As a fish-out-of-water or more likely snake-out-of-its-element, Sam stumbles into a legal mess that could spell the end of his career.
Once in Shanghai, he also finds himself attracted to Amanda (played by Eliza Coupe), who works as a relocation housing specialist.
Their romance is offset by another burgeoning romance involving Sam's assistant Fang Fang (played by Zhu Zhu) and a fellow office worker.
Suffice to say, the secondary romance probably deserved more screen time or a movie of its own. Zhu Zhu's character Fang Fang seemed to be lifted from a much better Chinese romance drama and dropped into this movie instead.
Although Henney and Coupe look very attractive as a couple and do their best to bring life to their characters, the movie never really builds to the type of uproarious crescendo that American audiences expect from their romantic comedies.
Additionally, the characters played by Bill Paxton and Alan Ruck deserved more screen time as does the expat area known as "Americatown" where their characters resided. The whole subplot involving Paxton's businessman/mayor of Americatown seems truncated.

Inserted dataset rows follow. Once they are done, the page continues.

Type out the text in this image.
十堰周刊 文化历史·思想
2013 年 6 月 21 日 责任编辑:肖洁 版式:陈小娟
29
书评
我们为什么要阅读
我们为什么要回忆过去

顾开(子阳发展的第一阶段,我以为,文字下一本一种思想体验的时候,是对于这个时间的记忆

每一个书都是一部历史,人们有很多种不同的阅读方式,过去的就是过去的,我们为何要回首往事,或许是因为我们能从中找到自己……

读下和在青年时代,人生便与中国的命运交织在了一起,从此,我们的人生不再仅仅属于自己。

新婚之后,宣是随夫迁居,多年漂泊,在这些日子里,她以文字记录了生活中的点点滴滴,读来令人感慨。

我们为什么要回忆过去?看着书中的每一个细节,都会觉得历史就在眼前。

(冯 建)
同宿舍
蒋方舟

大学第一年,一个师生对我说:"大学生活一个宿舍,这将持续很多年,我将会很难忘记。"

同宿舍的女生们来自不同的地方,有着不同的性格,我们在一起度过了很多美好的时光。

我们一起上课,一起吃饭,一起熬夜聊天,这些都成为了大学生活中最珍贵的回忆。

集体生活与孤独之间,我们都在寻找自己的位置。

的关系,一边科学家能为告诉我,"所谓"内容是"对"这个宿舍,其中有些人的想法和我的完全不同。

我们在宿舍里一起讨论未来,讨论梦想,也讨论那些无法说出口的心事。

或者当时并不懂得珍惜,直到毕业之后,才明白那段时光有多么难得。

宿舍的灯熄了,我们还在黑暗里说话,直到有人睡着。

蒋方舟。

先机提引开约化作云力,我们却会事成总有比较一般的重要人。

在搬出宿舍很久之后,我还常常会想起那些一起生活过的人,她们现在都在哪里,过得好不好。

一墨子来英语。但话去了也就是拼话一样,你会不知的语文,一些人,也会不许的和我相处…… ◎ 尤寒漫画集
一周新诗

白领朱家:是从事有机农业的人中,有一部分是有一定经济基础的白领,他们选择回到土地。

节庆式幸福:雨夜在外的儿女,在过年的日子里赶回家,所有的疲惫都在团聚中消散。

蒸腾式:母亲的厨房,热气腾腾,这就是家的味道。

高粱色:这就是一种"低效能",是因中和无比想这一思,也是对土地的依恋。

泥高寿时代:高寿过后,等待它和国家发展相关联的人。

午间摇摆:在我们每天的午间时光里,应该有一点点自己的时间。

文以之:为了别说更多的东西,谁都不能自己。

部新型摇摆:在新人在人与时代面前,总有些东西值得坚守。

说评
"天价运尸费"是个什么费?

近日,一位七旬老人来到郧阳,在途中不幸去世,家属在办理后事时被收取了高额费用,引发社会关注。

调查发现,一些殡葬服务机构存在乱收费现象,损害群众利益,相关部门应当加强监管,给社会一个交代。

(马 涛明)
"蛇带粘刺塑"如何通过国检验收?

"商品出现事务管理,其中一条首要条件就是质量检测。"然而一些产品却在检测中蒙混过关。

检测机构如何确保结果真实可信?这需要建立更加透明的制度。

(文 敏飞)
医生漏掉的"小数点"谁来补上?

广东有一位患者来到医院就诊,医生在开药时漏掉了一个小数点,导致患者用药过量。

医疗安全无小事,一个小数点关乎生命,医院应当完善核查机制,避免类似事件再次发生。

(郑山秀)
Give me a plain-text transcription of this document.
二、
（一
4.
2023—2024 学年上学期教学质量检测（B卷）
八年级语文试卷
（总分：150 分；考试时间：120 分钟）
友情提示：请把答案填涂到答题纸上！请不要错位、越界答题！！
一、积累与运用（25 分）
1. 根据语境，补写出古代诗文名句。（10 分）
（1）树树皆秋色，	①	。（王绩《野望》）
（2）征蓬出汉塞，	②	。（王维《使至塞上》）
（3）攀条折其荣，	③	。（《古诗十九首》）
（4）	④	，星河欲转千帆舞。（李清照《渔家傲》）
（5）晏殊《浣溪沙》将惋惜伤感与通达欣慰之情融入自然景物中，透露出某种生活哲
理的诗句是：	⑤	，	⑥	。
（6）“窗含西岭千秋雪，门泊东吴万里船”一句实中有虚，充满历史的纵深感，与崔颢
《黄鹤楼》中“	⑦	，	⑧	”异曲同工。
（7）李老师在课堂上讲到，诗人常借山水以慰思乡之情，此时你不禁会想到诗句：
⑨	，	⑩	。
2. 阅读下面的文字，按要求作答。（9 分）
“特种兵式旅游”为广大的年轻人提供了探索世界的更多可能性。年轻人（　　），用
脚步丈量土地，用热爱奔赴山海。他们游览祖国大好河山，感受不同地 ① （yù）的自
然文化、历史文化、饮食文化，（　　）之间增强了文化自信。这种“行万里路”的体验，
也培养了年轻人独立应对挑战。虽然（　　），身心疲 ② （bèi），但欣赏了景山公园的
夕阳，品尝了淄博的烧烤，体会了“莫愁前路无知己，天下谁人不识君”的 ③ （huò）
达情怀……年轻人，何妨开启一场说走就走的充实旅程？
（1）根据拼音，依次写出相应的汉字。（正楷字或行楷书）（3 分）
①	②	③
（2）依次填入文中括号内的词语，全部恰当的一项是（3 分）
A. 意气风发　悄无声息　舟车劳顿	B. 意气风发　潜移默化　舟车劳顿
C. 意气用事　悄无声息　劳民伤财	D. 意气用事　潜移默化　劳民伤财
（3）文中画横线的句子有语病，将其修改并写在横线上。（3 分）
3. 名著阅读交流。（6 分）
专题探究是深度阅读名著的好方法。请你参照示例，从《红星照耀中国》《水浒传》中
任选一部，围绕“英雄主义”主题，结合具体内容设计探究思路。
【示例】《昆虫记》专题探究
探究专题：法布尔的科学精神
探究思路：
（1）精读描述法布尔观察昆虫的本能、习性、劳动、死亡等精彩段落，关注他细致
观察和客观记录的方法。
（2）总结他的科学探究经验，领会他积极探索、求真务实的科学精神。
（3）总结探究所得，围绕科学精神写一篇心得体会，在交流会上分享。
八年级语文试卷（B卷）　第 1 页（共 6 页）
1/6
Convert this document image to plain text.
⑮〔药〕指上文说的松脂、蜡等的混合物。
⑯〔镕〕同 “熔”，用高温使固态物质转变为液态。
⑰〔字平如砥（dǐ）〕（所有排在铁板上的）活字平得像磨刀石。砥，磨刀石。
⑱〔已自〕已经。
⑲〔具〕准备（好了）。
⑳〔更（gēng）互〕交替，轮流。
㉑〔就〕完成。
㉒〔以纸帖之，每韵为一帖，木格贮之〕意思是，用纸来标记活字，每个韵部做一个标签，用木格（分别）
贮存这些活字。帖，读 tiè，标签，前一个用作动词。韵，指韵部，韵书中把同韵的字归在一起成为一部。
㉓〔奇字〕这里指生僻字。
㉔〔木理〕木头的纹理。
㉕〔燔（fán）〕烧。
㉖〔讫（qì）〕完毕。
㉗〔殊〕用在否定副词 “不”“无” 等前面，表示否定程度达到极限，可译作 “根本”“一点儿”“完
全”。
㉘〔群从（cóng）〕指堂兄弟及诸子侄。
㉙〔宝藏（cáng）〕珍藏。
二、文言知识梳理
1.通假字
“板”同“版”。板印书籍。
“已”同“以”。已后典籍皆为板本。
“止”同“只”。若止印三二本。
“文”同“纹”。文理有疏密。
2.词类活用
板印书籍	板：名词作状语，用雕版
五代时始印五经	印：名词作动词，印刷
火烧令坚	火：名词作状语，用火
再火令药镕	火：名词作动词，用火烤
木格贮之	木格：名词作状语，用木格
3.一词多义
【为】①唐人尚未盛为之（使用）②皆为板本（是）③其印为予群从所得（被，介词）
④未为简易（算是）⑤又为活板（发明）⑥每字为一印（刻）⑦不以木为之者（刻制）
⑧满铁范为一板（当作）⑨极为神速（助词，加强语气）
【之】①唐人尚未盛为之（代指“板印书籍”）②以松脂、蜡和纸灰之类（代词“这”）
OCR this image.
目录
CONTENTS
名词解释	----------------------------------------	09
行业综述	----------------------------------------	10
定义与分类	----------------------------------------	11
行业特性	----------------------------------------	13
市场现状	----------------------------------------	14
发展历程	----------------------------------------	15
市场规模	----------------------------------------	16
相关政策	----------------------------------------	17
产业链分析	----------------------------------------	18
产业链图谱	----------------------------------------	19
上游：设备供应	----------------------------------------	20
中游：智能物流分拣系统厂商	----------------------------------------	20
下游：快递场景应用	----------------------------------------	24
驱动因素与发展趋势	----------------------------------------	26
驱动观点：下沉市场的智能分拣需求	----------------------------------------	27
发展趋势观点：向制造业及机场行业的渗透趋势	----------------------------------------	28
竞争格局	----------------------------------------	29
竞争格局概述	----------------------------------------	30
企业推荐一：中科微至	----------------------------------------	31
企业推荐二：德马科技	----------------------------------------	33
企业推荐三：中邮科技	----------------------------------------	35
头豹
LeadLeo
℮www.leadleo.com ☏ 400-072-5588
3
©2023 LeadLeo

Without spoiling the movie, Ruck's character also could have used more development in order to give the big twist at the end more of an impact.
Not surprisingly, Sean Gallagher, Lu Cai and Geng Le in supporting roles get some of the movies biggest laughs playing off Henney's character.
Director Hsia also relies a bit too much on low-budget indie filmmaking crutches such as the over-use of extended musical montages with travel tour images of Shanghai as transitions to pad the running time (98 minutes) and the sudden addition of a voice over from Geng Le's character to narrate a key portion of the movie.
Fans of Asian American movies may also note that some of the gags and story elements seemed to have been borrowed and/or used in other movies by Chinese-American writer-directors such as the Ken Leung movie "Shanghai Kiss" and Derek Ting's recent financial thriller "Supercapitalist" set in Hong Kong.
Nevertheless, as a whole, "Shanghai Calling" makes for a visually stimulating movie with some lighthearted comedy guffaws.